Licht ist ein wesentlicher Aspekt der Arbeiten, die allesamt Unikate sind. Doch statt die seit dem Mittelalter virulente Frage danach zu stellen, wie das Licht ins Bild kommt, geht es in Isabella Tils Kunst auch darum, wie die am Bildschirm aus Licht entstehenden Bilder in die analoge Realität hinein geboren werden können, welche Transformationen sie dabei erfahren und wie sich die Präsenz im Realraum durch Übermalungen modifizieren lässt. Bereits seit den 80er Jahren sind der Computer und die Fotografie für die Künstlerin äquivalent zur Staffelei geworden. Der Anfang ihrer heutigen Arbeitsweise liegt in einer Serie eigener Fotogramme aus den Jahren 1983-85 begründet, welche die Künstlerin für sich wiederentdeckte.

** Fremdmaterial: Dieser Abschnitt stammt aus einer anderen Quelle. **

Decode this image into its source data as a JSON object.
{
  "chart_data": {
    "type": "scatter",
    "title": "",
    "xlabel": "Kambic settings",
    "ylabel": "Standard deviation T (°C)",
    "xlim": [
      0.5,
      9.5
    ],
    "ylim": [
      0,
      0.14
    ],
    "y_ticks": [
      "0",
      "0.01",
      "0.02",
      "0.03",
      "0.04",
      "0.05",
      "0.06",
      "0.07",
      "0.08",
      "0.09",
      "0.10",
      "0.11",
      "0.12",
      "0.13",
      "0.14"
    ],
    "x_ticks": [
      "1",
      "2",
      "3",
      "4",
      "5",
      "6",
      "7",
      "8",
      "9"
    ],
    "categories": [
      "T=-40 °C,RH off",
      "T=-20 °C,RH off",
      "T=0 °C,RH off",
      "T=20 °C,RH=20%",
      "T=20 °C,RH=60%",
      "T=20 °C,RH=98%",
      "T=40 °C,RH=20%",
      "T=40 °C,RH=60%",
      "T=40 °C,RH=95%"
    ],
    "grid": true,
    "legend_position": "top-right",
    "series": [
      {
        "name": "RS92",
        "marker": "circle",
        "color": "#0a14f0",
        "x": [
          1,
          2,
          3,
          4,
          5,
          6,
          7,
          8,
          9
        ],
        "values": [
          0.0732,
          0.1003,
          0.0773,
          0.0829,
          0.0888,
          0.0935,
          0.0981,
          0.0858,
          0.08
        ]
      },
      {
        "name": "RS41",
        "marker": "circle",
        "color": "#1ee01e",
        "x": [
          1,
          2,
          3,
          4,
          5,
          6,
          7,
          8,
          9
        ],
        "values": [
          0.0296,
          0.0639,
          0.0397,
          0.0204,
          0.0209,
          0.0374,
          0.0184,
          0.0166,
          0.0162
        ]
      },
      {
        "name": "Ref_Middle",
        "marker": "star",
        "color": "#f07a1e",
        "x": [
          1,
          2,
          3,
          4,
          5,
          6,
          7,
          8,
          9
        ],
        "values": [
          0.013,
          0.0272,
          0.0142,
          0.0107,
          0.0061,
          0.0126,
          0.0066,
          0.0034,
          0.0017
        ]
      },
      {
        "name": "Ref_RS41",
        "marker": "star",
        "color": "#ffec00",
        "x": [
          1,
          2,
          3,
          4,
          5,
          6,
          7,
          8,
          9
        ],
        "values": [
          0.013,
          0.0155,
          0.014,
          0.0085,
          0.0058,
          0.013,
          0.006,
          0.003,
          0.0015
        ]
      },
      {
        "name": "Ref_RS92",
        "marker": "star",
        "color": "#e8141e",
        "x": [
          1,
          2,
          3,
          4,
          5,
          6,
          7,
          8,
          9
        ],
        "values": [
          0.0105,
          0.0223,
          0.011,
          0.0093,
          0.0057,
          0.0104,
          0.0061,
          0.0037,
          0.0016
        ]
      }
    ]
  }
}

Fasziniert von diesen Collagen und den feinen Übergängen der grauen Tonalitäten, begann sie diese in den Fokus ihrer Arbeit zu stellen und ihnen mittels schwarz-weißer Aquarelle und Experimente am Rechner in verschiedenen Variationen nachzuspüren.

Die Serie Area aus dem Jahr 2017 ist Ausdruck dieser interdisziplinären Feldforschung. In subtil nuancierten Fragmenten fügen sich die Arbeiten – trotz ihrer reduzierten Unfarbigkeit – zu einer poetischen Sequenz von Farbakkorden jenseits von einfachem Schwarz und Weiß zusammen. Die Wahrnehmung, so zeigt sich hier, wird maßgeblich von unseren Beobachtungen, Seherfahrungen und Erwartungen geprägt.

Dieser Erwartungshorizont wird auch in der nachfolgenden Werkreihe Fluidum aus dem Jahr 2018 geprüft. Denn die scheinbar aquarellierten, nunmehr pastelligen Farbflächen, sind wiederum teils digital produziert und schließlich partiell übermalt. Sie generieren einen Bildraum, der mit fließenden Elementen, transparenten Schichtungen und Lasuren das Auge in ein Vexierspiel verwickelt, indem die immateriell-digitalen und die materiell-haptischen Elemente überraschende Farb- und Formereignissen generieren. Eine weitere, visuelle wie auch inhaltliche Ebene, eröffnet sich in der Serie McLuhan aus dem Jahr 2019. Zwischen die abstrakten Schichten schieben sich figurative Momente: ein Stück eines klassizistischen Textblattes, Fragmente eines Geldscheins, die Makroaufnahme eines Kabelgewirrs oder eines Tablets.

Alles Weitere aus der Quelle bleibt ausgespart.